As your granny will tell you, any decent relationship must next
involve “courtship”. Andrew Stellitano from food design company
Astarism is fascinated by the evolution of the love story. Tonight, for
the second course, he incorporates a selection of ingredients prized
for their power to stimulate or attract love. Central to the plate is a
rice milk ice cream. Experiments in rats have shown that a chemical
found in rice called cadmium mimics the effect of oestrogen in women,
and females with high levels of oestrogen are perceived as more
healthy, feminine and attractive, so perhaps he’s onto something here.
Stellitano’s dessert is garnished with a tuile, which I am
encouraged to shatter and count the pieces – apparently to reveal how
many years I will wait until marriage. Delicately, I tap my tuile. It
cracks into four. I glance to my right, just in time to see my dining
partner Sarah smash her spoon into the dessert, her tuile splitting
into a thousand tiny pieces. Some fly off her plate and scatter across
the tablecloth, others land on the floor. Snorts of laughter erupt
around the table.
One after another, more love-themed desserts are placed in front of
us. A soot and salt drop scone by ‘The Curious Confectioner’ is a
highlight. With the prospect of six puddings on the menu, I’m pleased
to hear that its ingredients include activated charcoal, a highly
absorbent element thought to help aid digestion.
“Is it weird that I’m slightly nervous?” asks Sarah as we move onto
the fourth desert, called ”The Marriage”, before tucking into the
fifth, which supposedly represents the bitter sufferings of love. While
spiced chocolate ganache does give a bitter twist to the meal,
chocolate has another connection with love and attraction. Early in a
relationship dopamine-rich brain regions associated with motivation and
reward become highly active, and supposedly the more intense the
relationship the greater the activity. The same regions are active when
a person enjoys chocolate, according to Helen Fisher, an anthropologist
from Rutgers University in New Jersey. It appears tonight’s molecular
sorcerers have at last hit upon a dessert that really might entice
feelings of love and attraction. It’s certainly very tasty.

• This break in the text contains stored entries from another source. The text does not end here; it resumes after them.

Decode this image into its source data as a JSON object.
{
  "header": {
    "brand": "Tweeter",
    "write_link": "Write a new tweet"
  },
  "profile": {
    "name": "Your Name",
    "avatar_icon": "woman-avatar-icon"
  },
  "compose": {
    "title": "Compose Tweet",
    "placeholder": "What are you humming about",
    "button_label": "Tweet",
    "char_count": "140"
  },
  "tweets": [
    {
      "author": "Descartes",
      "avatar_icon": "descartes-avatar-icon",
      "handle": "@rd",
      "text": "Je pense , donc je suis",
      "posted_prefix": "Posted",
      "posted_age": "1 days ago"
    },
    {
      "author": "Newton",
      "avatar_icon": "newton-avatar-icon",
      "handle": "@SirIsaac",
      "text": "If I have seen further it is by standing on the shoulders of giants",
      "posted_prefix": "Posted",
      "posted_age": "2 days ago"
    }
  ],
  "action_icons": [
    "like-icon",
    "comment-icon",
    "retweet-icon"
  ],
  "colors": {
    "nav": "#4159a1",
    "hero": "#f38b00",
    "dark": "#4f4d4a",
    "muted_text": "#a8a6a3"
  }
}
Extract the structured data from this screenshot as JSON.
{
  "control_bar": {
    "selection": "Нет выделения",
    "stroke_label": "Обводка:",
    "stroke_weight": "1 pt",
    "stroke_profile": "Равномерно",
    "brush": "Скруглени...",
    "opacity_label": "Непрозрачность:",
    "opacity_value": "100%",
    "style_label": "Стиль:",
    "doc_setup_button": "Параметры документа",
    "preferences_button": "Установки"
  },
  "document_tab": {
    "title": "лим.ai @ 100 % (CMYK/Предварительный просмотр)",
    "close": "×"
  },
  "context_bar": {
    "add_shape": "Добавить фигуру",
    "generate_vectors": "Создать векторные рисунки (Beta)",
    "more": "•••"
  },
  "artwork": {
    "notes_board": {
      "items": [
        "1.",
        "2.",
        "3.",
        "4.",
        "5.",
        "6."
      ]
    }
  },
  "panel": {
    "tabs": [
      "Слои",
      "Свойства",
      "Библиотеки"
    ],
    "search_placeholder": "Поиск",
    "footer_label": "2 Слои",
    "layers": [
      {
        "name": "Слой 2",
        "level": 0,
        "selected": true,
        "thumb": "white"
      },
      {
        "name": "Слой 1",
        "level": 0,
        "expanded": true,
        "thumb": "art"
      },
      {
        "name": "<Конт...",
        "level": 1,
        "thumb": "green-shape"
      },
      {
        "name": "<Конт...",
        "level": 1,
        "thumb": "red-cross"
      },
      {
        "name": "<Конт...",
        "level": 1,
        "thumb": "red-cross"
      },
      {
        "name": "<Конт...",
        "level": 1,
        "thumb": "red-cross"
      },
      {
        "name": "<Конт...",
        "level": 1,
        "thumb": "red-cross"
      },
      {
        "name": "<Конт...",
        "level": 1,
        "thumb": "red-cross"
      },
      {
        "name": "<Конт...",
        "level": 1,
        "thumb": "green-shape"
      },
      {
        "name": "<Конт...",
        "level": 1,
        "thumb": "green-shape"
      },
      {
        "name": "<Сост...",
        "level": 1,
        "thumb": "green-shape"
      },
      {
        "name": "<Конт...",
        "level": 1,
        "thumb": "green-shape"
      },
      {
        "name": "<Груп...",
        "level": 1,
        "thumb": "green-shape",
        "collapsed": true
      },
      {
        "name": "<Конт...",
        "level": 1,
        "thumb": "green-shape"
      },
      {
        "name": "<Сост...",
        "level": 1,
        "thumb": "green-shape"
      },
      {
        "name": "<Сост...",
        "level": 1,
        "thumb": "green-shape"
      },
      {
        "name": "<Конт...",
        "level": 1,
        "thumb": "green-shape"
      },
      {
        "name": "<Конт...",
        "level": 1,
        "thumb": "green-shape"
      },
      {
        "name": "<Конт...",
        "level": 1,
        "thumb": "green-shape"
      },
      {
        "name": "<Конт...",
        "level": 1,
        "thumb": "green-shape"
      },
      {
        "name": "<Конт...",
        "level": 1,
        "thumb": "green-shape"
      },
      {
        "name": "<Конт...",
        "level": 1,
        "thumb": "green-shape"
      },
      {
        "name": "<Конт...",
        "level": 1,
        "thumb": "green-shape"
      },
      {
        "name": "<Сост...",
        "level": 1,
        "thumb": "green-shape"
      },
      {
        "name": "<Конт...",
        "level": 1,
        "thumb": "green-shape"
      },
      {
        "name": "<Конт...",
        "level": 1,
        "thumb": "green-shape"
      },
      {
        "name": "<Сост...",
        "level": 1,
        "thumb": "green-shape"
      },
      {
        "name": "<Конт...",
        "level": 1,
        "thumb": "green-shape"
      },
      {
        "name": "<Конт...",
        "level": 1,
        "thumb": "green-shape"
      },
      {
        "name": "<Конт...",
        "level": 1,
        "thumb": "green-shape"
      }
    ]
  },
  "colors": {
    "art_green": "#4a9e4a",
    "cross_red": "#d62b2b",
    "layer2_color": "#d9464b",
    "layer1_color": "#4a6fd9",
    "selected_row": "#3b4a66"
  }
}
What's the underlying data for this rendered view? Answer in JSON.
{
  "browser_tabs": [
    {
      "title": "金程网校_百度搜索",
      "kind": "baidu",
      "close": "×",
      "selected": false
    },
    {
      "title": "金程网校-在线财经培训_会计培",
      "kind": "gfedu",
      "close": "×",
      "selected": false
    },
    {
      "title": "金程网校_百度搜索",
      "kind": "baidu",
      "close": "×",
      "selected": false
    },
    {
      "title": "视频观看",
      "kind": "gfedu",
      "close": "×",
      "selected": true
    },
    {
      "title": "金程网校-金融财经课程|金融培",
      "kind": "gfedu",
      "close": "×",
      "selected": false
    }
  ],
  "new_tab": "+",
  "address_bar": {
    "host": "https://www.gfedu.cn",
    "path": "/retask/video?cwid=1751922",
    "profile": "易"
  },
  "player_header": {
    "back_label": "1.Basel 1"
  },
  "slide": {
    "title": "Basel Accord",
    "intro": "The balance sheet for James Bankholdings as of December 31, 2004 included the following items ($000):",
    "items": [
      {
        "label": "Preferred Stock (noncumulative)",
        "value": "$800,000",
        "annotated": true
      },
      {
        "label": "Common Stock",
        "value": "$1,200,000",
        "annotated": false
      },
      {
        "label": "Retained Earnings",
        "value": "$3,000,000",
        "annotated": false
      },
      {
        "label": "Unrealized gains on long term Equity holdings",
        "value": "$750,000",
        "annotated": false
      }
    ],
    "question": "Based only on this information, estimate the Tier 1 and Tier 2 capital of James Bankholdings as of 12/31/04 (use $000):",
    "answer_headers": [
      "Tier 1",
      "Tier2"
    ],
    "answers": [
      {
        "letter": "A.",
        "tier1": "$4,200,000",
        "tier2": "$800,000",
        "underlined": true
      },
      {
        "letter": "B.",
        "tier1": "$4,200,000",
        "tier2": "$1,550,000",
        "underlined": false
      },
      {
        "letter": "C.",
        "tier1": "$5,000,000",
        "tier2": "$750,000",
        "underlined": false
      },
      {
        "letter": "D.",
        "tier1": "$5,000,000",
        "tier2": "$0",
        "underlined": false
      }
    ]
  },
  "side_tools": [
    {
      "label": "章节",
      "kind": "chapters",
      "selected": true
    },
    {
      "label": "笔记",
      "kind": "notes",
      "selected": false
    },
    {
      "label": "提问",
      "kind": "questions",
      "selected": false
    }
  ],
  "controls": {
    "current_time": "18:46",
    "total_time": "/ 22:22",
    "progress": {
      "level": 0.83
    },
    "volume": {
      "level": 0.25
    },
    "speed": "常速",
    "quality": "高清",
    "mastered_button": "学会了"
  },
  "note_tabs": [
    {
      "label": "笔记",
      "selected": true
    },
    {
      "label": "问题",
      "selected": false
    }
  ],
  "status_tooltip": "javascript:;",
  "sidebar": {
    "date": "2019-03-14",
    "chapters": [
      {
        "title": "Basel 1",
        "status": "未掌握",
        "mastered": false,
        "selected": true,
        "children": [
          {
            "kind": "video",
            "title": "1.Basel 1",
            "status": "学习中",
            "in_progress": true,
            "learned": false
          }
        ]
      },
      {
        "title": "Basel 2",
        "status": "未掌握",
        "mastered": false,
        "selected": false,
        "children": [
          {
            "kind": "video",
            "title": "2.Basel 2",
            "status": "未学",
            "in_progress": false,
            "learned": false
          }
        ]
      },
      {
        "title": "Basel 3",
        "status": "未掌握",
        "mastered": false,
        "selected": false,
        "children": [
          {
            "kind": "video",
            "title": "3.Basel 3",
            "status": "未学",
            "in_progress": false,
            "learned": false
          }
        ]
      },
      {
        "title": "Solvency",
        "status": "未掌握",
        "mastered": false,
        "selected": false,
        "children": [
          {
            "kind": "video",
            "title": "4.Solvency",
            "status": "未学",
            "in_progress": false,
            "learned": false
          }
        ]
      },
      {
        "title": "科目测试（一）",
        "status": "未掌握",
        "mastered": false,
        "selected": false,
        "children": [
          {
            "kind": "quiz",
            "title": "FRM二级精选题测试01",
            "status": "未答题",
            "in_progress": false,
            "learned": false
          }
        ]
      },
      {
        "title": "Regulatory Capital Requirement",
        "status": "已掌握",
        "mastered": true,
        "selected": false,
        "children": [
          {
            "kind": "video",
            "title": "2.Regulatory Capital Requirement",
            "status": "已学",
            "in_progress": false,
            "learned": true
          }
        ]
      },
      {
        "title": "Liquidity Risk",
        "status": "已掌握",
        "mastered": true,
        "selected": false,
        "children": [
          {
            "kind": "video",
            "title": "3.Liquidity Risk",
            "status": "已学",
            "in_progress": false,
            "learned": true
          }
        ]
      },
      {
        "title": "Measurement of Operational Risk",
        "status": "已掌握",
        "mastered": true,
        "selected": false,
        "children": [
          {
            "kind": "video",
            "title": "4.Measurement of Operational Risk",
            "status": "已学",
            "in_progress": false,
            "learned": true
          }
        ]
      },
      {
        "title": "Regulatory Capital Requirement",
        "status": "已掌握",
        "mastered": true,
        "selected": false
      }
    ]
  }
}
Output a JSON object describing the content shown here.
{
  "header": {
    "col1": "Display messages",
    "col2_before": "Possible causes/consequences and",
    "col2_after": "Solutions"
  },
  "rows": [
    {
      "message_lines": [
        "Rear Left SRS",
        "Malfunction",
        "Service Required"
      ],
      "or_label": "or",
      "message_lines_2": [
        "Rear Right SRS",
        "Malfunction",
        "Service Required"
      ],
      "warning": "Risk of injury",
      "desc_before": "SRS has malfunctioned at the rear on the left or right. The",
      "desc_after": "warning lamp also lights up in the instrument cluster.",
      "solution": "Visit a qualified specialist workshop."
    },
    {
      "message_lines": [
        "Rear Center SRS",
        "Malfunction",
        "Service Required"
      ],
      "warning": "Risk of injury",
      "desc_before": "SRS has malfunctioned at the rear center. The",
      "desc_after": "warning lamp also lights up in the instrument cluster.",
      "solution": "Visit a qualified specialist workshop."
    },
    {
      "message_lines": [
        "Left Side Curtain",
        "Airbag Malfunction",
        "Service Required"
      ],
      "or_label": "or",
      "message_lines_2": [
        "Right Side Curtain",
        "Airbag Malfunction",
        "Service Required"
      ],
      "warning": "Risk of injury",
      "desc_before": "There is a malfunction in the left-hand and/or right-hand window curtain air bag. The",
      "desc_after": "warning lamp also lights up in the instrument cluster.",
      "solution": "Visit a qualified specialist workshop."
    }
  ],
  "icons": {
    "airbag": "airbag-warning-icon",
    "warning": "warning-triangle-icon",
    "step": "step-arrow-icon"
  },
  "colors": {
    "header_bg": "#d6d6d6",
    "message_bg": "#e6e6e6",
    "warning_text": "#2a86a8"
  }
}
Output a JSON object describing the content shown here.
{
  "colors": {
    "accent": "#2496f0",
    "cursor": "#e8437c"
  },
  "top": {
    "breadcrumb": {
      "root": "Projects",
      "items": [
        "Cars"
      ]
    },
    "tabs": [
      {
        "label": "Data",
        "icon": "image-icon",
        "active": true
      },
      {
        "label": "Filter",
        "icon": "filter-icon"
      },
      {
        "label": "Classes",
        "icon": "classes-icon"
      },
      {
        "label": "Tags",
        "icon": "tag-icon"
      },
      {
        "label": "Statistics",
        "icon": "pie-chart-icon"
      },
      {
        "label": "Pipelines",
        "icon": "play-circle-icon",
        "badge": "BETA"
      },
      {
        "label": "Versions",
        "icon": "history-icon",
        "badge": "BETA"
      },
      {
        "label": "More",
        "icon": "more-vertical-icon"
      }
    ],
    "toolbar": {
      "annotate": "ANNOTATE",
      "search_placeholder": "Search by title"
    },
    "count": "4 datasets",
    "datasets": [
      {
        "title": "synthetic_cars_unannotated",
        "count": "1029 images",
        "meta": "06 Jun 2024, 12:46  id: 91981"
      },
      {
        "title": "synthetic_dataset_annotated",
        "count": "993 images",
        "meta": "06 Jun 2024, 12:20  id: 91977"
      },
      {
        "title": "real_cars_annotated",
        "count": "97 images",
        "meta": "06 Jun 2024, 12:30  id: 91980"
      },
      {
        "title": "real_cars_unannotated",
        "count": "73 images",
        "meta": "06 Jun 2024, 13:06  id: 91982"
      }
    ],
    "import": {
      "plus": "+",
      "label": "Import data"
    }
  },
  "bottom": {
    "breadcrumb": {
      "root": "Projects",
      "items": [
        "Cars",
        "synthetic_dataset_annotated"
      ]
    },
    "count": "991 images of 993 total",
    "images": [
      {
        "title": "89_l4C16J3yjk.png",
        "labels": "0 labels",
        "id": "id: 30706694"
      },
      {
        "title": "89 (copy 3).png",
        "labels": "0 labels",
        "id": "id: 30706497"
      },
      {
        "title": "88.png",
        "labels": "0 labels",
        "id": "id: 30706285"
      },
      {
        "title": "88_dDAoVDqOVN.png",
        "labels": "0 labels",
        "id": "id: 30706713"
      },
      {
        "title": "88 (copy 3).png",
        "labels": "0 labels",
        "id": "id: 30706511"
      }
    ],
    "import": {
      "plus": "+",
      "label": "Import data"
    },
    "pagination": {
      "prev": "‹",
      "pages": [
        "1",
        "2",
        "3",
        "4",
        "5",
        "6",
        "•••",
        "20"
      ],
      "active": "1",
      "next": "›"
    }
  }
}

Like all good fairy tales, my dessert reverie ends as the clock
strikes midnight. The final treat is cookie dough cooked three ways,
including sous-vide, in which the food is placed in a vacuum bag and
heated gently in water. The chef says the idea is that the dough is
cooked but retains much of the experience of eating dough from the
bowl. Unfortunately the overwhelming flavour of aniseed and the
resemblance of scrambled egg on my plate were just too much for my
stomach to handle this late into the night.
For someone with a sweet tooth, love of science and food, and an
overactive imagination, the majority of this evening was a delight.
It’s just a shame this love story, like many in the past, left me
tired, emotionally drained and with a bitter taste in my mouth.